Major Findings of Consultation at Lower Omo
The Community stressed the importance of the Omo River for agricultural, livestock and fishery activities both for home consumption as well as for commercial and economic aspects.
In the absence of the Omo flood, there will be a substantial decline in the production of crop from recession agriculture, dry season grazing resources and fishing.
They proposed as mitigation measures to release artificial floodings to guarantee overflowing of the river and thus continuation of recession agriculture and presence of riverine green grazing lands.

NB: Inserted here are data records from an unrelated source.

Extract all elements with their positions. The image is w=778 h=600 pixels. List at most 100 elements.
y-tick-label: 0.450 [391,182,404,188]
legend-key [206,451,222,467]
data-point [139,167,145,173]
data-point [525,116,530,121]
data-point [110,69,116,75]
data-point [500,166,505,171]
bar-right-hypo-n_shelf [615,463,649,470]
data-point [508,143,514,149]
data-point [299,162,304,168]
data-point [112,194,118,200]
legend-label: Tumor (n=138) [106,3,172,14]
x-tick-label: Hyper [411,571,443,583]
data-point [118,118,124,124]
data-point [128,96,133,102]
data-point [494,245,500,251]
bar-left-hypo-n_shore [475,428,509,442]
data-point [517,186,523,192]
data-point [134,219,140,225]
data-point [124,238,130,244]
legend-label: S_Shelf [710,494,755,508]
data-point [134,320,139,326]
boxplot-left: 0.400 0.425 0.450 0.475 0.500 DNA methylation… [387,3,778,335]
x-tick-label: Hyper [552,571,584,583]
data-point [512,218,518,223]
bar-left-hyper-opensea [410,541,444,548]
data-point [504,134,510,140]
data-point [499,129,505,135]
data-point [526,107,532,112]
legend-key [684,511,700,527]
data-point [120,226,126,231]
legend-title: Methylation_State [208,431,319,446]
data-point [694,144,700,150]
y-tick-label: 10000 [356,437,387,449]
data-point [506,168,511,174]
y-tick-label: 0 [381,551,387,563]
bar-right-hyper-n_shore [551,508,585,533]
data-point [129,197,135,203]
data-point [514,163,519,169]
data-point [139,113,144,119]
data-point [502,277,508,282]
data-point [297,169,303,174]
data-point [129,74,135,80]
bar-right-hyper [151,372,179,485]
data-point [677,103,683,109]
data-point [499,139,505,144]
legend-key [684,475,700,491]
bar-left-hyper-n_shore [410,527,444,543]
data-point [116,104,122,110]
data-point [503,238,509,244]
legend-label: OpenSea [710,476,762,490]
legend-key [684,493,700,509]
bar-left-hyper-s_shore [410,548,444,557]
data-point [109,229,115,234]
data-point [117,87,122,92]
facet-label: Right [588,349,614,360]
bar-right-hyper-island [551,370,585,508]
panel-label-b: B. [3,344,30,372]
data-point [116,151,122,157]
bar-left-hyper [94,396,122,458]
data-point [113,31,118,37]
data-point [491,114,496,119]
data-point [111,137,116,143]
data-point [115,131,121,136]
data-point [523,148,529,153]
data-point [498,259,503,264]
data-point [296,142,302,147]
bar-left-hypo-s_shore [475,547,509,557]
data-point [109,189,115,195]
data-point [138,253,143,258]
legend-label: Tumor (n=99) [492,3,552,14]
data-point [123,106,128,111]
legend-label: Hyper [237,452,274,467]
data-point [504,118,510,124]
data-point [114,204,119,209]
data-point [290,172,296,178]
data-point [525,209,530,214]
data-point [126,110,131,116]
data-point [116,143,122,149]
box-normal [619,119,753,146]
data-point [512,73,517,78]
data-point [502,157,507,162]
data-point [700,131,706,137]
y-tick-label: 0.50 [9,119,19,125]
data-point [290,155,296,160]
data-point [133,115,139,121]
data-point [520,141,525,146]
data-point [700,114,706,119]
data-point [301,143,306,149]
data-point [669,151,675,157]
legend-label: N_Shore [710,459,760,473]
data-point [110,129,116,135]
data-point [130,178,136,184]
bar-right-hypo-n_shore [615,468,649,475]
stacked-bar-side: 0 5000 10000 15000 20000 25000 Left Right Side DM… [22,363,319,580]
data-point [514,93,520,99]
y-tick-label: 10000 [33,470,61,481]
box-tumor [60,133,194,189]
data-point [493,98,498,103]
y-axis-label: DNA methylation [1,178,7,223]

It should be emphasized from the outset that the Gibe III hydropower project involves a multitude of stakeholders ranging from PAPs to the project developer, Federal and regional governments through to financers, NGOs, and environmentalists, etc. It is the responsibility of the project to provide all stakeholders at all levels to provide them with accurate and up-to-date information about its plans and operations.
Based on the nature and scale of the project, the following methods will be adopted as a public disclosure exercise:
National Consultative Workshop: The project will organize a national consultative workshop to bring all key players together to express their views and concerns on the project and its impact and discuss the contents of the ESIA and contribute to its finalization.
Permanent Project Web Site: The project will design, host and maintain a project web site throughout the life of the project. This electronic medium will serve as a permanent promotion, information and public relations forum for the project making it easier to reach out both national and international stakeholders and address their concerns in addition to equipping them with accurate and up-to-date information about the project.
Public Consultation and Disclosure Heldwith
The Project-Affected Upstream Communities
The upstream communities are expectedly affected by different activities of the Gibe III Hydroelectric Project like the Reservoir flooding and the structure of transmission lines, camps of the laborer and Chida-Sodao roads construction. Due to this, it is part and parcel of the Project to conduct a series of public consultation and disclosure campaigns around those communities. Accordingly, the Environmental and Social Monitoring & Management Team of Gibe III Hydroelectric Project carried out public consultations, disclosures and complimentary discussions with the upstream project- affected communities of the Southern Nations Nationalities Peoples Regional (SNNPR) State from December 31st, 2009 to January 5th, 2010. The team was composed of an Environmentalist, two Sociologists, two Public Relation Officers, Camera man and driver.